FCC Proposes Doing Away With the Sports Television Blackout Rule

FCC Proposes Doing Away With the Sports Television Blackout Rule


FCC Proposes Doing Away With the Sports Television Blackout Rule

Roger Goodell attempts to pull his own finger as he farts in the face of the league's coaches

The FCC has proposed ending the sports blackout rule for television when a home game is not sold out. The NFL has long enforced a blackout rule, in various forms, under the rationale that to broadcast home market games without requiring a sellout would influence ticket sales. The Sports Broadcasting Act of 1961 (exempting sports leagues from anti-trust laws and allowing them to sell pooled television rights) and a 1973 amendment to the Communications Act were key pieces of legislation that has shaped the blackout.

From the FCC:

Changes in the sports industry in the last four decades have called into question whether the sports blackout rules remain necessary to ensure the overall availability of sports programming to the general public. In this proceeding, we will determine whether the sports blackout rules have become outdated due to marketplace changes since their adoption, and whether modification or elimination of those rules is appropriate.
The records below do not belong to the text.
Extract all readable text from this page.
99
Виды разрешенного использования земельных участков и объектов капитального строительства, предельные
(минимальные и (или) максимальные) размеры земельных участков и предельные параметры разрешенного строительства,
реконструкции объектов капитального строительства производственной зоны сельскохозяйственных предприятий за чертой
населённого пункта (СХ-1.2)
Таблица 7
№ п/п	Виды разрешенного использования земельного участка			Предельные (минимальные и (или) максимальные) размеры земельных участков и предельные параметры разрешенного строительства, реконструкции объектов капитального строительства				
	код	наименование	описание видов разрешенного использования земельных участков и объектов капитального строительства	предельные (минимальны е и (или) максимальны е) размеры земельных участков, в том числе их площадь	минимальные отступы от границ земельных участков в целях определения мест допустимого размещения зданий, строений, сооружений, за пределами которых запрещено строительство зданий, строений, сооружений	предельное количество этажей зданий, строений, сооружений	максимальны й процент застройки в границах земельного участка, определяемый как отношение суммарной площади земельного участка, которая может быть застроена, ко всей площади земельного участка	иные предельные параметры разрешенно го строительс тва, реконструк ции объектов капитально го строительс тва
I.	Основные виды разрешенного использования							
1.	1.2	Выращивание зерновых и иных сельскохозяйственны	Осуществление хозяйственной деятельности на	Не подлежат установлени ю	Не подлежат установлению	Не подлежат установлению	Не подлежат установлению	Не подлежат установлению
We recognize that elimination of our sports blackout rules alone might not end sports blackouts, but it would leave sports carriage issues to private solutions negotiated by the interested parties in light of current market conditions and eliminate unnecessary regulation.

Things move quickly in government. Nearly two years ago, the FCC began looking into the issue and seeking public comment. The issue came into the political sphere in 2010, when several politicians in areas that were struggling economically questioned the blackout policy with so many teams relying on public money. The blackouts have virtually disappeared in the NFL-now three seasons removed from the lockout, the first one did not happen until December.

Still, with so much of the money now coming from television rights and fees, and many owners relying on taxpayer money to build palaces, it is long overdue.